It will not throw exceptions, and will fail silently wherever appropriate. If
the file contents passed into it were not a valid robots.txt
file, there is no
guarantee that it will produce useful data, and disallow a bot wherever
possible.
If you wish to ensure before parsing that a particular file is valid, use the
Robots.validate()
function. Unlike Robots.parse()
, this one will throw a
FormatException
if the file is not valid:
// Validating an invalid file will throw a `FormatException`.
try {
Robots.validate('This is an obviously invalid robots.txt file.');
} on FormatException {
print('As expected, this file is flagged as invalid.');
}
// Validating an already valid file will not throw anything.
try {
Robots.validate('''
User-agent: *
Disallow: /
Allow: /file.txt
Sitemap: https://example.com/sitemap.xml
''');
print('As expected also, this file is not flagged as invalid.');
} on FormatException {
// Code to handle an invalid file.
}
By default, the validator will only accept the following fields:
- User-agent
- Allow
- Disallow
- Sitemap
If you want to accept files that feature any other fields, such as Crawl-delay
or Host
, you will have to specify them as so:
try {
Robots.validate(
'''
User-agent: *
Crawl-delay: 5
''',
allowedFieldNames: {'Crawl-delay'},
);
} on FormatException {
// Code to handle an invalid file.
}
By default, the Allow
field is considered to have precedence by the parser.

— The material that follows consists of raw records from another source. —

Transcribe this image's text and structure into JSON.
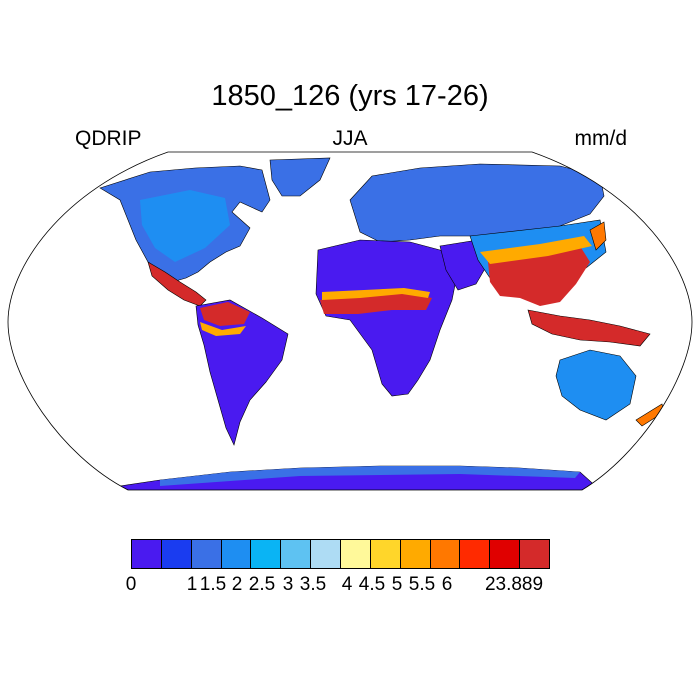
{
  "title": "1850_126 (yrs 17-26)",
  "subtitle_left": "QDRIP",
  "subtitle_center": "JJA",
  "subtitle_right": "mm/d",
  "colorbar": {
    "colors": [
      "#4a1af0",
      "#1a3cf0",
      "#3a70e6",
      "#1e8ef2",
      "#0ab4f4",
      "#5ec2f2",
      "#aedcf4",
      "#fff99a",
      "#ffd62a",
      "#ffaa00",
      "#ff7800",
      "#ff2a00",
      "#e00000",
      "#d42a2a"
    ],
    "labels": [
      "0",
      "1",
      "1.5",
      "2",
      "2.5",
      "3",
      "3.5",
      "4",
      "4.5",
      "5",
      "5.5",
      "6",
      "23.889"
    ]
  }
}
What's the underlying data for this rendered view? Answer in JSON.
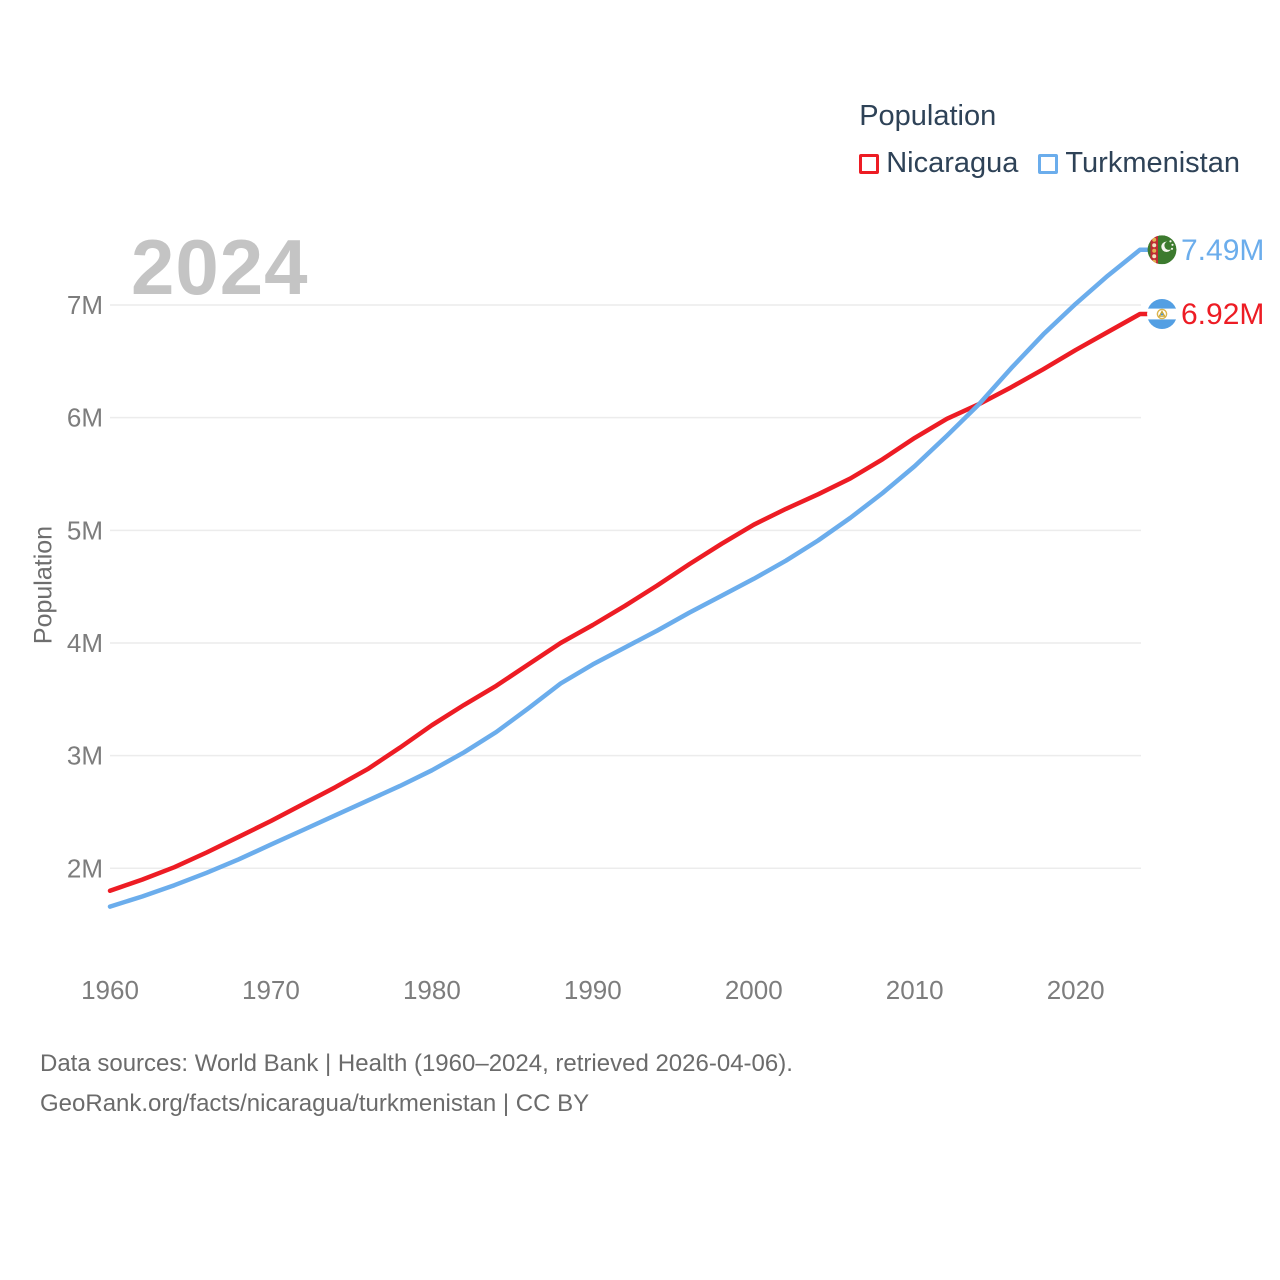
{
  "watermark": {
    "year": "2024"
  },
  "legend": {
    "title": "Population",
    "items": [
      {
        "label": "Nicaragua",
        "color": "#ed1c24"
      },
      {
        "label": "Turkmenistan",
        "color": "#6badec"
      }
    ]
  },
  "y_axis": {
    "title": "Population",
    "ticks": [
      "2M",
      "3M",
      "4M",
      "5M",
      "6M",
      "7M"
    ]
  },
  "x_axis": {
    "ticks": [
      "1960",
      "1970",
      "1980",
      "1990",
      "2000",
      "2010",
      "2020"
    ]
  },
  "footer": {
    "line1": "Data sources: World Bank | Health (1960–2024, retrieved 2026-04-06).",
    "line2": "GeoRank.org/facts/nicaragua/turkmenistan | CC BY"
  },
  "chart_data": {
    "type": "line",
    "title": "Population",
    "ylabel": "Population",
    "xlabel": "",
    "units": "millions",
    "grid": "horizontal",
    "legend_position": "top-right",
    "xlim": [
      1960,
      2024
    ],
    "ylim": [
      1.5,
      7.6
    ],
    "y_tick_values": [
      2,
      3,
      4,
      5,
      6,
      7
    ],
    "x_tick_values": [
      1960,
      1970,
      1980,
      1990,
      2000,
      2010,
      2020
    ],
    "x": [
      1960,
      1962,
      1964,
      1966,
      1968,
      1970,
      1972,
      1974,
      1976,
      1978,
      1980,
      1982,
      1984,
      1986,
      1988,
      1990,
      1992,
      1994,
      1996,
      1998,
      2000,
      2002,
      2004,
      2006,
      2008,
      2010,
      2012,
      2014,
      2016,
      2018,
      2020,
      2022,
      2024
    ],
    "series": [
      {
        "name": "Nicaragua",
        "color": "#ed1c24",
        "end_label": "6.92M",
        "end_value": 6.92,
        "flag_icon": "nicaragua-flag-icon",
        "values": [
          1.8,
          1.9,
          2.01,
          2.14,
          2.28,
          2.42,
          2.57,
          2.72,
          2.88,
          3.07,
          3.27,
          3.45,
          3.62,
          3.81,
          4.0,
          4.16,
          4.33,
          4.51,
          4.7,
          4.88,
          5.05,
          5.19,
          5.32,
          5.46,
          5.63,
          5.82,
          5.99,
          6.12,
          6.27,
          6.43,
          6.6,
          6.76,
          6.92
        ]
      },
      {
        "name": "Turkmenistan",
        "color": "#6badec",
        "end_label": "7.49M",
        "end_value": 7.49,
        "flag_icon": "turkmenistan-flag-icon",
        "values": [
          1.66,
          1.75,
          1.85,
          1.96,
          2.08,
          2.21,
          2.34,
          2.47,
          2.6,
          2.73,
          2.87,
          3.03,
          3.21,
          3.42,
          3.64,
          3.81,
          3.96,
          4.11,
          4.27,
          4.42,
          4.57,
          4.73,
          4.91,
          5.11,
          5.33,
          5.57,
          5.84,
          6.12,
          6.44,
          6.74,
          7.01,
          7.26,
          7.49
        ]
      }
    ]
  }
}
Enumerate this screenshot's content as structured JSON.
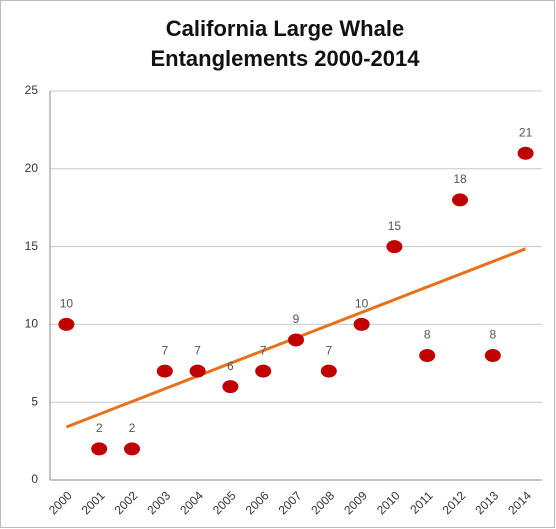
{
  "chart_data": {
    "type": "scatter",
    "title": [
      "California Large Whale",
      "Entanglements 2000-2014"
    ],
    "categories": [
      "2000",
      "2001",
      "2002",
      "2003",
      "2004",
      "2005",
      "2006",
      "2007",
      "2008",
      "2009",
      "2010",
      "2011",
      "2012",
      "2013",
      "2014"
    ],
    "values": [
      10,
      2,
      2,
      7,
      7,
      6,
      7,
      9,
      7,
      10,
      15,
      8,
      18,
      8,
      21
    ],
    "color": "#c00000",
    "ylim": [
      0,
      25
    ],
    "yticks": [
      0,
      5,
      10,
      15,
      20,
      25
    ],
    "grid": true,
    "data_labels": true,
    "trendline": {
      "type": "linear",
      "color": "#e8711c"
    }
  }
}
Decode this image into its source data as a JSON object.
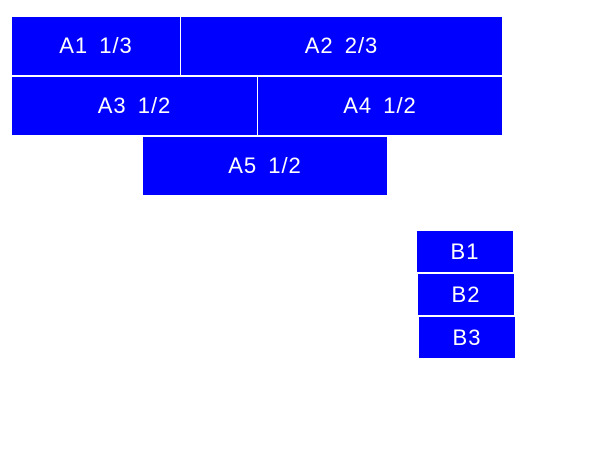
{
  "colors": {
    "box": "#0000ff",
    "text": "#ffffff"
  },
  "groupA": [
    {
      "label": "A1 1/3"
    },
    {
      "label": "A2 2/3"
    },
    {
      "label": "A3 1/2"
    },
    {
      "label": "A4 1/2"
    },
    {
      "label": "A5 1/2"
    }
  ],
  "groupB": [
    {
      "label": "B1"
    },
    {
      "label": "B2"
    },
    {
      "label": "B3"
    }
  ]
}
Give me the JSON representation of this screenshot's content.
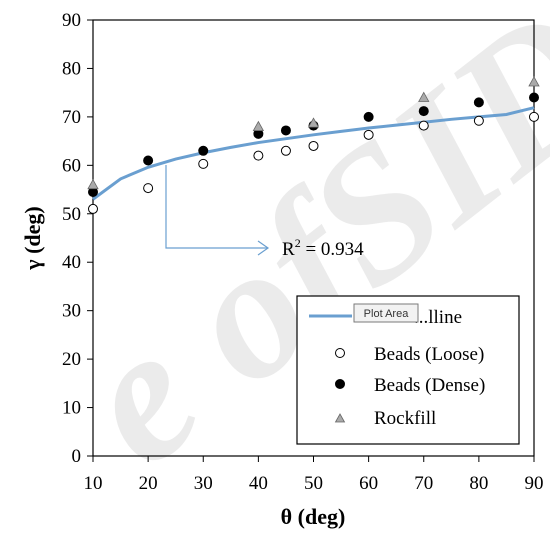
{
  "chart_data": {
    "type": "scatter",
    "xlabel": "θ (deg)",
    "ylabel": "γ (deg)",
    "xlim": [
      10,
      90
    ],
    "ylim": [
      0,
      90
    ],
    "x_ticks": [
      10,
      20,
      30,
      40,
      50,
      60,
      70,
      80,
      90
    ],
    "y_ticks": [
      0,
      10,
      20,
      30,
      40,
      50,
      60,
      70,
      80,
      90
    ],
    "grid": false,
    "legend_position": "bottom-right",
    "annotation": {
      "text_prefix": "R",
      "text_sup": "2",
      "text_rest": " = 0.934"
    },
    "tooltip": "Plot Area",
    "watermark": "e ofSID",
    "series": [
      {
        "name": "Fitted line",
        "visible_label": "...lline",
        "kind": "line",
        "color": "#6a9fd0",
        "x": [
          10,
          15,
          20,
          25,
          30,
          35,
          40,
          45,
          50,
          55,
          60,
          65,
          70,
          75,
          80,
          85,
          90
        ],
        "y": [
          53.0,
          57.2,
          59.6,
          61.3,
          62.6,
          63.7,
          64.7,
          65.5,
          66.3,
          67.0,
          67.7,
          68.3,
          68.9,
          69.5,
          70.0,
          70.5,
          71.9
        ]
      },
      {
        "name": "Beads (Loose)",
        "kind": "open-circle",
        "color": "#000000",
        "x": [
          10,
          20,
          30,
          40,
          45,
          50,
          60,
          70,
          80,
          90
        ],
        "y": [
          51,
          55.3,
          60.3,
          62,
          63,
          64,
          66.3,
          68.2,
          69.2,
          70
        ]
      },
      {
        "name": "Beads (Dense)",
        "kind": "filled-circle",
        "color": "#000000",
        "x": [
          10,
          20,
          30,
          40,
          45,
          50,
          60,
          70,
          80,
          90
        ],
        "y": [
          54.5,
          61,
          63,
          66.5,
          67.2,
          68.2,
          70,
          71.2,
          73,
          74
        ]
      },
      {
        "name": "Rockfill",
        "kind": "triangle",
        "color": "#999999",
        "x": [
          10,
          40,
          50,
          70,
          90
        ],
        "y": [
          55.8,
          67.8,
          68.5,
          73.8,
          77
        ]
      }
    ]
  }
}
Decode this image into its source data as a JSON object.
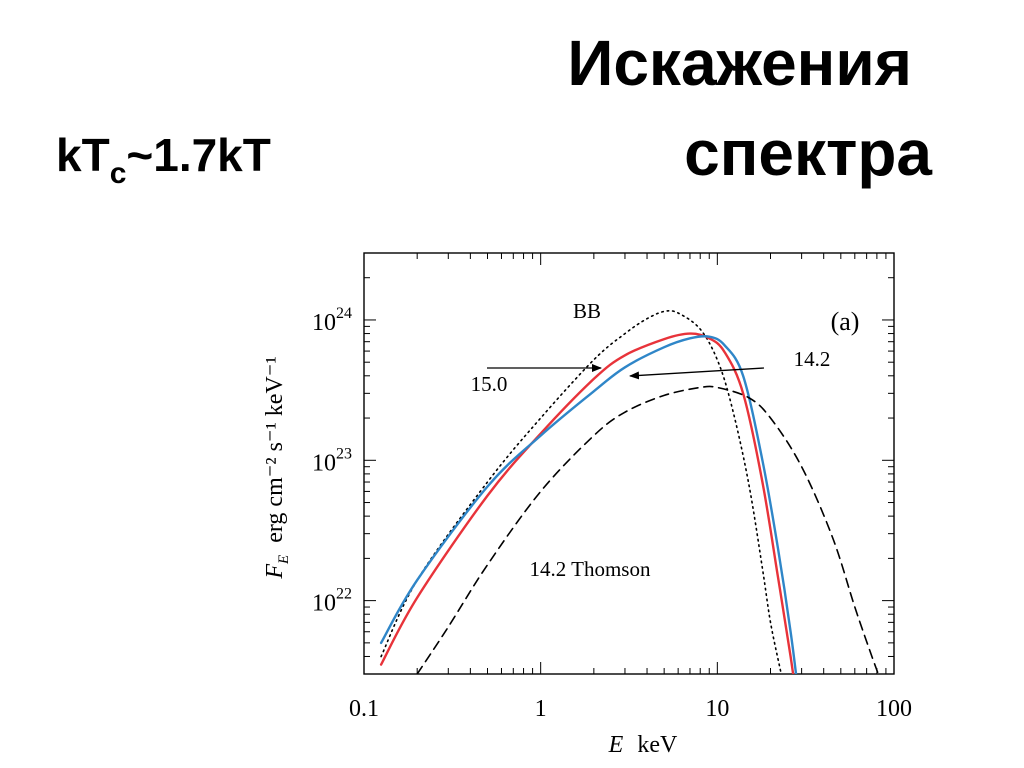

This is the standard approach to both writing and reading robots.txt
files,
however, you can instruct the parser to follow another approach by telling it to
do so:
robots.verifyCanAccess(
'/path',
userAgent: userAgent,
typePrecedence: RuleTypePrecedence.disallow,
);
Similarly, fields defined later in the file are considered to have precedence too. Similarly also, this is the standard approach. You can instruct the parser to rule otherwise:
robots.verifyCanAccess(
'/path',
userAgent: userAgent,
comparisonMethod: PrecedenceStrategy.lowerTakesPrecedence,
);